EKBIS.CO, JAKARTA—Ketua Komisi XI DPR Dito Ganinduto menilai Indonesia memiliki potensi menjadi pasar utama dan pasar karbon di dunia. Menurutnya, untuk mendukung pemerintah melalui pengurangan emisi gas rumah kaca adalah dengan membuat peta jalan implementasi perdagangan karbon 2025.
“Pemberlakuan carbon pricing sesuai dengan amanat UU HPP (Harmonisasi Peraturan Perpajakan) disusun berdasarkan peta jalan pajak karbon yang telah dibahas oleh Komisi XI DPR dan pemerintah dan telah disahkan menjadi UU,” kata Dito dalam keterangan, Jumat (19/11).

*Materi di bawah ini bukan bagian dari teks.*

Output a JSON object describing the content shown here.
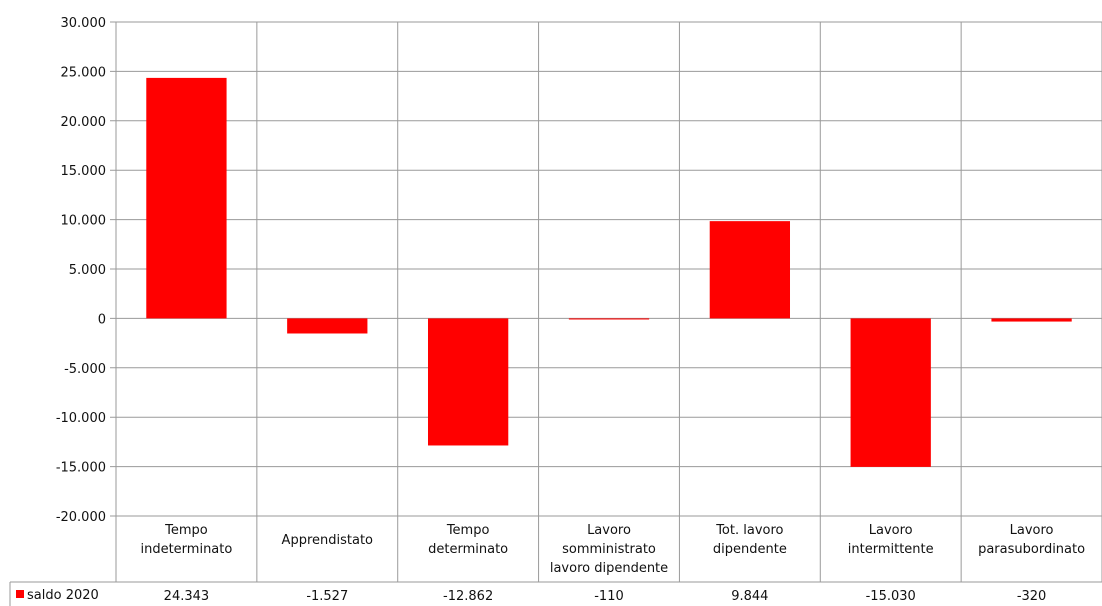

UU HPP mengatur pajak karbon yang dilaksanakan secara bertahap. Tahapannya disesuai dengan peta jalan dengan memperhatikan perkembangan pasar karbon, pencapaian target National Determined Contribution (NDC), kesiapan sektor, dan kondisi ekonomi. Selain itu juga mengedepankan prinsip keadilan dan keterjangkauan iklim usaha dan masyarakat kecil.
Menurut politikus Partai Golkar ini, lahirnya Perpres 98/2021 tentang Nilai Ekonomi Karbon sebagai landasan untuk pencapaian target kontribusi yang ditetapkan secara nasional. Perpres ini juga memperhatikan pengendalian emisi gas rumah kaca dalam pembangunan nasional. Dito menilai, peluang yang ada baik dari sisi regulasi sampai implementasi bursa carbon trading agar dilaksanakan di Indonesia.
“Apalagi saat ini Indonesia menjadi Presidensi G-20, jadi kami memberikan dukungan secara penuh kepada pemerintah dan otoritas terkait untuk mempersiapkan infrastruktur yang diperlukan agar bursa carbon trading ini dapat siap sesuai yang direncanakan oleh pemerintah,” tegas Dito.
Ia menambahkan, perdagangan karbon dalam negeri memiliki potensi yang besar untuk mencapai target penurunan emisi 29 persen pada 2030. “Dan dalam jangka panjang menuju net zero emission (NZE) yang dituju paling lambat di tahun 2060,” tegasnya.